Vaststaat dat betrokkene ten tijde hier van belang (enige) arbeid als bedoeld in artikel 58 van de WAZ heeft verricht, dat de fiscaal verantwoorde en vastgestelde nettowinst in 2002 € 10.152,- bedroeg en dat dit bedrag op zich uitbetaling van de WAZ-uitkering naar de mate van arbeidsongeschiktheid van 25 tot 35% rechtvaardigde.
Met betrekking tot de zelfstandige geldt volgens vaste rechtspraak van de Raad het uitgangspunt dat de fiscaal verantwoorde vastgestelde nettowinst als inkomsten uit arbeid wordt beschouwd, tenzij bijzondere omstandigheden afwijking van dit uitgangspunt rechtvaardigen.

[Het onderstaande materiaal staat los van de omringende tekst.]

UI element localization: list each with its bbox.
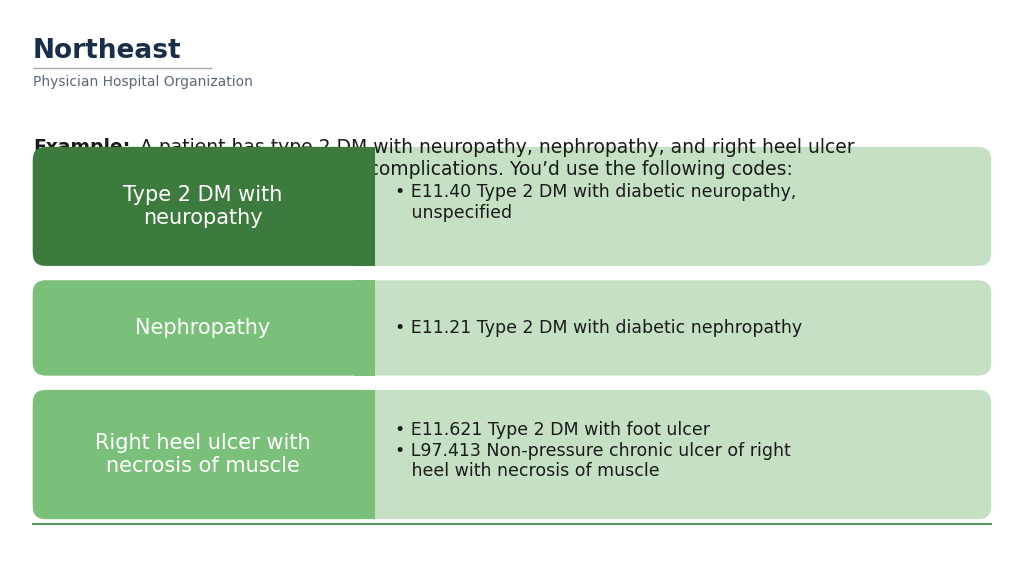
Text: Example:: Example: [33, 138, 130, 157]
Bar [353, 390, 375, 519]
FancyBboxPatch shape [33, 147, 991, 266]
Text: Physician Hospital Organization: Physician Hospital Organization [33, 75, 253, 89]
Text: Northeast: Northeast [33, 38, 181, 64]
Text: Nephropathy: Nephropathy [135, 318, 270, 338]
Text: • E11.21 Type 2 DM with diabetic nephropathy: • E11.21 Type 2 DM with diabetic nephrop… [395, 319, 802, 337]
FancyBboxPatch shape [33, 390, 373, 519]
Text: Right heel ulcer with
necrosis of muscle: Right heel ulcer with necrosis of muscle [95, 433, 310, 476]
FancyBboxPatch shape [33, 390, 991, 519]
Text: • E11.621 Type 2 DM with foot ulcer
• L97.413 Non-pressure chronic ulcer of righ: • E11.621 Type 2 DM with foot ulcer • L9… [395, 420, 791, 480]
Bar [353, 147, 375, 266]
FancyBboxPatch shape [33, 147, 373, 266]
FancyBboxPatch shape [33, 281, 991, 376]
Text: Type 2 DM with
neuropathy: Type 2 DM with neuropathy [123, 185, 283, 228]
FancyBboxPatch shape [33, 281, 373, 376]
Bar [353, 281, 375, 376]
Text: • E11.40 Type 2 DM with diabetic neuropathy,
   unspecified: • E11.40 Type 2 DM with diabetic neuropa… [395, 183, 797, 222]
Text: A patient has type 2 DM with neuropathy, nephropathy, and right heel ulcer
(with: A patient has type 2 DM with neuropathy,… [128, 138, 854, 179]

Nu de vrijval van de FOR vanaf 1 januari 2001 wordt gerekend tot een onderdeel van de fiscale nettowinst, dient hij aangemerkt te worden als inkomsten uit arbeid in de zin van artikel 58, eerste lid, aanhef, van de WAZ. Van een bijzondere omstandigheid die een afwijking van voornoemd uitgangspunt rechtvaardigt is de Raad niet gebleken. Zoals de Raad al eerder heeft overwogen in zijn uitspraken van respectievelijk 2 november 2006, LJN AZ1961, 30 november 2006, LJN AZ3481 en 3 april 2007, LJN BA2286, heeft de opbouw van de FOR plaatsgevonden met behulp van inkomen dat uit arbeid is verworven en is het in een onderneming zeker niet ongebruikelijk dat inkomsten worden genoten met arbeid die in eerdere jaren is verricht. Sedert 1 januari 2001 is een toevoeging aan de FOR eveneens van invloed op de hoogte van de winst uit onderneming, zodat het in dat licht bezien alleszins aanvaardbaar is dat wanneer zich een spiegelbeeldige situatie voordoet daarmee met de bepaling van het inkomen als bedoeld in artikel 58 van de WAZ eveneens rekening wordt gehouden. De omstandigheid dat mutaties van de FOR niet van invloed zijn geweest op het maatmaninkomen van betrokkene acht de Raad evenmin doorslaggevend. Het fiscale regime met betrekking tot de FOR had immers in beginsel een gunstig effect op de berekening van het maatmanloon voor een zelfstandige. Zoals de Raad voorts eerder heeft overwogen kan een bijzondere omstandigheid niet gelegen zijn in een wijziging van de regelgeving. De wetgever is immers bevoegd bestaande regelgeving te wijzigen.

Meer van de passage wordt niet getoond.